Сегодня, на седьмой день лечения, ему было лучше. В ногах слышалась упругость, голова не кружилась, не тошнило, он не валился мешком в кресло или на диван. Нетерпеливо посматривал на дверь, — ждал Малыша или Анну, а может быть, обоих сразу. С полчаса назад они поднялись на половину Анны и вот-вот могут прийти к нему. Всю эту неделю он не выходил на пляж, не появлялся во дворе. Сегодня, может быть, ему разрешат.
Подошло время принять микстуру. Он уже налил себе в стаканчик, хотел выпить, но — отставил. Он заметил, что если не выпивал эту микстуру, сильно пахнущую валерьяной, энергии прибавлялось, — он мыслил живее, чаще подходил к окну, ждал гостей, особенно Анюту, с которой было легко и приятно. В беседах она не касалась гешефтов, афер, не пугала рассказами о бушевавших в России политических бурях.

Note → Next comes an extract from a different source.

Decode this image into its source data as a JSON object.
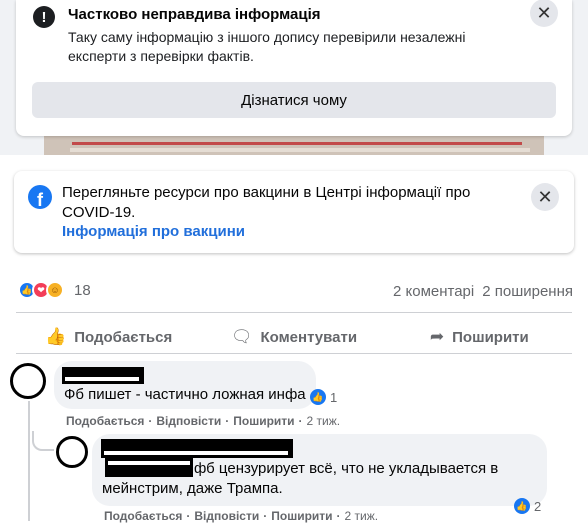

И не было никаких намеков на его болезнь, на все, что было связано с миром его друзей, среди которых еще недавно так рискованно и беспорядочно проходила его жизнь. Смущало одно обстоятельство: зачем она к нему заходит? Из одного ли милосердия и внимания к больному человеку или ею движет профессиональный интерес литератора, изучающего природу любопытного персонажа? А может, ее посылает Малыш?
Вчера он сказал Анне:
— Вы, наверное, ходите ко мне, как в зоопарк: подойдете к клетке и разглядываете, точно барса или пантеру.
— Но почему же барса? А может быть, вы напоминаете мне австралийского ленивца.
— Ленивца? Вы это правду говорите? Во мне есть что-то похожее на этого благодушного сибарита?
— Не знаю. Но и на барса вы похожи мало.
— Я вижу, вам весело живется в «Шалаше», — сказал он, намекая на их отношения с Малышом.
— К такому заключению вы пришли, глядя из окна?
— Да. И с балкона. Я как немощный старик выползаю иногда на балкон, но это и все, что мне разрешают.
— Разрешают? Но кто же устанавливает вам такой режим?
— Нина. И врач.
— Но, может быть, они разрешат вам покататься на катере?
— С вами?
— Да, со мной.
— Вдвоем?
— Можно и вдвоем, если вы этого пожелаете. Но если и еще кто напросится, мы не станем возражать?
— Нет, не станем, но я бы хотел покататься с вами вдвоем.
Анна повела плечом.
— Пожалуйста.
Борис позвонил Нине. Они сидели с Сергеем в беседке, и Борис видел, как она взяла со стола телефон.
— Нинель, позволь мне покататься на катере.
— С Аннушкой?
— Да, с Аней.
— Но как ты себя чувствуешь?
— Ничего, неплохо.
— Ну пожалуйста.
Борис торжествующе взмахнул трубкой телефона и по-военному доложил:
— Разрешение получено. Когда прикажете?
— Да хоть сейчас.
Борис засуетился, достал из шкафа кожаную куртку, положил в карман маленький хромированный пистолет, взял приемник-магнитофон.
— Да зачем вам все это?
— Мало ли? И куртка нужна. Вдруг дождь пойдет, а мне простывать нельзя, организм ослаблен.
— Ах, да, я забыла, вы же все-таки хворый.
— Я уже не хворый. Здоров. Вполне здоров. Повертел перед носом радиотелефон, маленький, изящный, с красными кнопками.